Avec le recul, quelles leçons tirez-vous, et que feriez-vous différemment si vous étiez au début de l’aventure?

«C’est difficile de le dire maintenant, bien sûr que je ferais différemment, je n’y connaissais rien…

Mon parcours a été celui d’un enfant: on apprend à marcher et on tombe. J’ai fait des erreurs, mais qui n’en fait pas?

Au démarrage, vous êtes naïf. J’ai fait trop confiance.
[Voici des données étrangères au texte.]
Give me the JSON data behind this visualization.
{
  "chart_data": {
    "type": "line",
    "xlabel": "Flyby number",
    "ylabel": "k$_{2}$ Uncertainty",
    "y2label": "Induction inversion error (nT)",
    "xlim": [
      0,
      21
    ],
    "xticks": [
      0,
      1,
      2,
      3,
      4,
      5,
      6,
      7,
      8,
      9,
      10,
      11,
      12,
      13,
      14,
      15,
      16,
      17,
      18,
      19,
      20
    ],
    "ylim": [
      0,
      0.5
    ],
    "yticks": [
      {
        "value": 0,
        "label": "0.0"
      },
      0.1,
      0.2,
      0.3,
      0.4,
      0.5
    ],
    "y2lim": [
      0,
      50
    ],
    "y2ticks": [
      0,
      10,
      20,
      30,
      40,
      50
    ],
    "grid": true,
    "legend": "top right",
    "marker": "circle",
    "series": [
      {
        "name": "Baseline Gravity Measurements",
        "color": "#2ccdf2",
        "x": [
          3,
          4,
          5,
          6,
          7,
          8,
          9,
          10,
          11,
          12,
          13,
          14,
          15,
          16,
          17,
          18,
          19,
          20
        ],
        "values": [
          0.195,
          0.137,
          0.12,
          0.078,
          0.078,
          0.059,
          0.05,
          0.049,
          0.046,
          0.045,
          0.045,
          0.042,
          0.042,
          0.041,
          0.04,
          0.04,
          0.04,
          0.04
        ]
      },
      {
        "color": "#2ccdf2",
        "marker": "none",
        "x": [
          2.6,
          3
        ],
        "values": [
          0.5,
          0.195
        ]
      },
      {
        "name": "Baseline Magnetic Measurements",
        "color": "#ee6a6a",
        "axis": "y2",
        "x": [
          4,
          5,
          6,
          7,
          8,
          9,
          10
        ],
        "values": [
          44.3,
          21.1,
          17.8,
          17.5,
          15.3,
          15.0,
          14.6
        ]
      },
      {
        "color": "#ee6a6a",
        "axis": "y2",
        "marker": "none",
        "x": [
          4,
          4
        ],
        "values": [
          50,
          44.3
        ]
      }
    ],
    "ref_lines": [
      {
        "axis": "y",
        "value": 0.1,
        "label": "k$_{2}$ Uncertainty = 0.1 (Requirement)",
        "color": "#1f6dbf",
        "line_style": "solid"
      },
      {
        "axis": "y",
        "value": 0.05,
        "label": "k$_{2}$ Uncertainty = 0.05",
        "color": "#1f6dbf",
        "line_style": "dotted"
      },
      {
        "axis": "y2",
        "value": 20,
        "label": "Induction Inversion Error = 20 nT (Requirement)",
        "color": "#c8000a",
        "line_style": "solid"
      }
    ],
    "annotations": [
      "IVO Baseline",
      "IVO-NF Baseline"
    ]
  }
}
Aujourd’hui Hemarina est évaluée comme une « licorne » aux alentours du milliard, la société est valorisée –cela ne me fait rien; pour moi les actions sont des bouts de papier mais elles valent beaucoup d’argent– et cela attire l’attention: des requins, des rapaces tournent autour, j’ai appris à les reconnaître et à m’en méfier.

On apprend sur le chemin en marchant, en tombant, en se faisant mal parfois, mais en se relevant et en évitant de faire deux fois la même erreur… Il ne faut jamais lâcher, il y a tellement de façons de lâcher… Pour moi les quatre mots qui résument cette épopée qui n’est pas près de s’arrêter, c’est : Patience, Persévérance, Résilience et Abnégation!»